Advancing Sexual and Reproductive Health and Rights
 
Perspectives on Sexual and Reproductive Health
Volume 36, Number 1, January/February 2004

IN THIS ISSUE

In this journal and elsewhere, much has been written by and for professionals whose work focuses on the problem of sexually transmitted diseases (STDs) among young Americans. No one—not researchers, and certainly not health care professionals and others who work with youth—doubts that the problem is a big one. Just how big, however, is an open question. A pair of articles in this issue of Perspectives on Sexual and Reproductive Health present as solid estimates as available data allow of both the disease burden and the economic burden of STDs among teenagers and young adults in this country.

Using data from case reports, national surveys, literature reviews and the World Health Organization, Hillard Weinstock and colleagues (see article) estimate that 15-24-year-olds, who represent one-quarter of sexually experienced Americans, accounted for half of newly diagnosed STDs—more than nine million cases—in 2000. Three diseases (human papillomavirus, trichomoniasis and chlamydia) represented nine in 10 new STDs in this age-group.

The costs associated with these diseases are as staggering as their incidence. Using data available in the literature, as well as their own calculations, Harrell W. Chesson and coauthors (see article) estimate that the costs associated with a lifetime of treating the STDs newly diagnosed in young people in 2000 (and sequelae of those diseases) will come to $6.5 billion. And this figure, they believe, is conservative. What is more, the total cost of these diseases also includes nonmedical expenses and costs in terms of lost wages attributable to STD-related illness, which have not been quantified.

As both teams of researchers emphasize, given the inadequacies of available data, their estimates are far from the last word. Nevertheless, it is impossible to overemphasize the implications of these figures for policy decisions, outreach and educational efforts aimed at preventing young people from acquiring STDs. For some people, the data will demonstrate just one point: that young, unmarried men and women should not be having sex, and that all efforts should be directed at ensuring that they are not. But "abstinence-only education" is not the answer: Some proportion of youth will choose to be sexually active, and they need to know how to do so safely. The real lesson of the new estimates is the importance of ensuring that young people are properly educated about condom use, of identifying groups at greatest risk of disease and finding effective ways to reach them with prevention messages and services, and of stepping up research into promising new methods of prevention, such as microbicides.

Also in This Issue

•Social and familial networks are key sources of support for many young people navigating the various new roads that open up to them during adolescence. In an analysis of a sample of teenagers in the San Francisco area, Cynthia Harper and colleagues (see article) find that going to a clinic to obtain contraceptives is one activity for which young women look to their networks for support. Virtually all of the teenagers in the sample had told their mother, their partner or a friend that they were going to make the clinic visit; those who had looked to their mother or partner for support had overwhelmingly received it (the question was not asked with regard to friends). The choice to obtain an effective method was associated with mother's and partner's awareness of the clinic visit, and with mother's supportiveness. These results suggest, according to the authors, that counselors and health care providers who understand and respond to the social context in which teenagers make contraceptive decisions may be the best equipped to help them use effective methods.
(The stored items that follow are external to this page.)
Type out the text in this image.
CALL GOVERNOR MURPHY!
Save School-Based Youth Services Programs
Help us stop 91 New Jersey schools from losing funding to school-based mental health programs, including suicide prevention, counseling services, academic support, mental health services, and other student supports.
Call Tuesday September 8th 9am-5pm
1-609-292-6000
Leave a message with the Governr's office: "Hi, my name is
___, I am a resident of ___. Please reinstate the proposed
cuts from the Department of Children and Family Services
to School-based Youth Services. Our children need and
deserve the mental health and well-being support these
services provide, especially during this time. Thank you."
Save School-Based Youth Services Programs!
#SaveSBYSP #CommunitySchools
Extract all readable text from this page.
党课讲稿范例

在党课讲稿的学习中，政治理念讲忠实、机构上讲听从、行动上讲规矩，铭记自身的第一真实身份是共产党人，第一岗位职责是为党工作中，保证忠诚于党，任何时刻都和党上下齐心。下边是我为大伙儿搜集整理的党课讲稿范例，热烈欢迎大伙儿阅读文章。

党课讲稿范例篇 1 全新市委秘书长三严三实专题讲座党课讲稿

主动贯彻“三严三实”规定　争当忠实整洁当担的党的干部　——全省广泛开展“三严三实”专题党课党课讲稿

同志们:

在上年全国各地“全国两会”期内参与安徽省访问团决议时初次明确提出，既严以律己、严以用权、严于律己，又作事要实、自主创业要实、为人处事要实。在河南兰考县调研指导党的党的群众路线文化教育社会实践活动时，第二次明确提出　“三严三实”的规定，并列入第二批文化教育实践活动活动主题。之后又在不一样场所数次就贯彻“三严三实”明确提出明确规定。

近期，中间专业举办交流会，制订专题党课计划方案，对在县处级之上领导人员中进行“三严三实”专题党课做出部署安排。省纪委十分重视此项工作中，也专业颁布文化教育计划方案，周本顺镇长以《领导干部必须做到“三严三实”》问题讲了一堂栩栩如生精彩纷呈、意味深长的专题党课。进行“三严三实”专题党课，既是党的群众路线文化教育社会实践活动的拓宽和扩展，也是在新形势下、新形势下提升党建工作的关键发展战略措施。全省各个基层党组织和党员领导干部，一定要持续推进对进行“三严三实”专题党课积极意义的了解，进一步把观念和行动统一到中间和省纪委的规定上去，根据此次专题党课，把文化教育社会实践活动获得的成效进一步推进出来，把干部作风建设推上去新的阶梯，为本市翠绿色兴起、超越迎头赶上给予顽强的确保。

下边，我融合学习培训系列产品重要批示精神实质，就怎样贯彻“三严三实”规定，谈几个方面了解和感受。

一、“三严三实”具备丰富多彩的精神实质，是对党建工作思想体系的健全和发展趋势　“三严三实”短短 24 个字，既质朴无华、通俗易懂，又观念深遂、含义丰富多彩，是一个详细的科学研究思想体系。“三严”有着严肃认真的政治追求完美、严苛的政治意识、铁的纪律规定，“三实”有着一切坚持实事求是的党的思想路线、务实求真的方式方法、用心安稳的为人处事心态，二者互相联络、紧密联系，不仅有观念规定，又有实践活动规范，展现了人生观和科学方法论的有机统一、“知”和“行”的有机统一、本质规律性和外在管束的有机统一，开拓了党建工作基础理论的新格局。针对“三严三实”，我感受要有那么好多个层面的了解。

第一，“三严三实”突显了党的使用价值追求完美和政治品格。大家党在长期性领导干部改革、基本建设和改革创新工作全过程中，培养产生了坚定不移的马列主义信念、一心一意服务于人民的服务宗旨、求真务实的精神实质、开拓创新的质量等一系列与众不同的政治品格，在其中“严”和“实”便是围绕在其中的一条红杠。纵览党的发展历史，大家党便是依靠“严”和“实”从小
•Although vasectomy is a fairly popular method of contraception, accounting for 11% of contraceptive use in the United States, information on who chooses vasectomy and why has been limited. Results of a nationwide survey conducted at provider sites, however, permit Mark Barone and coinvestigators (see article) to draw a profile of men obtaining the procedure in 1998-1999. The picture that emerges is of a far more homogeneous group than would be expected from the diversity of the U.S. population: The vast majority of vasectomy recipients were married or cohabiting, non-Hispanic and white, well educated and fairly affluent. Half selected the method because of its effectiveness, and six in 10 were aware that it is a simpler and safer procedure than female sterilization, which is the far more common choice among couples seeking permanent contraception. Noting that government support will be crucial, Barone and colleagues urge providers and program managers to work toward making vasectomy services accessible and affordable to socioeconomically disadvantaged men.